Enfin, par ses textes, ses prises de position, mais aussi son attitude envers son statut de star et de musicien, Bob Dylan a joué un rôle très important sur l’évolution de la société dans la seconde moitié du XXe siècle. Adulé comme un messie par le public Folk et les milieux révolutionnaires de gauche du début des années 1960, il a refusé d’assumer ce rôle, préférant inciter ses fans, comme il l’exprime clairement dans certains de ses textes et en filigrane dans quasiment tous, à penser par eux-mêmes et à renoncer aux messies, de quel bord qu’ils soient. En refusant de participer aux jeux du business de la musique, en changeant sans cesse d’orientation musicale, ce qui lui a régulièrement valu d’être accusé de "traîtrise" par ses anciens fans, il a changé l’image du musicien populaire, faisant entrer la musique Pop de plain-pied dans le monde des arts « sérieux ».

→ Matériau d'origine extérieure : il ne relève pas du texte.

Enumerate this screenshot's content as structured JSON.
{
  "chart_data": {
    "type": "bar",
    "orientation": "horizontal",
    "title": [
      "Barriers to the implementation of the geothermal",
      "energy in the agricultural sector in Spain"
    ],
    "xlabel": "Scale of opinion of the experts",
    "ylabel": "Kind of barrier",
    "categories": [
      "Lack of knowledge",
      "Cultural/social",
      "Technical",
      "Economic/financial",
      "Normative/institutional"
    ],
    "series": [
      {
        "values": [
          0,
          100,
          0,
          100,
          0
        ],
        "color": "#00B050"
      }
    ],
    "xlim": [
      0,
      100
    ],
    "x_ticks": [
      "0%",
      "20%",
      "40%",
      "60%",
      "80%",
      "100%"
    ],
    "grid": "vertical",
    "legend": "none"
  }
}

Même ses errements artistiques, comme ses disques des années 1980, où il inventa le Rock chrétien, étaient semble-t-il surtout une tentative d’en finir avec l’idolâtrie dont il était l’objet depuis les années 1960. Certes, la complexité de l’œuvre de Dylan l’a empêché d’être un très gros vendeur de disques, et donc de toucher un public aussi large que d’autres vedettes de la Pop. Mais en influençant de manière directe presque tous les artistes de son temps, il a considérablement pesé sur le devenir d’une musique qui a changé la vision du monde de millions de personnes à travers le monde.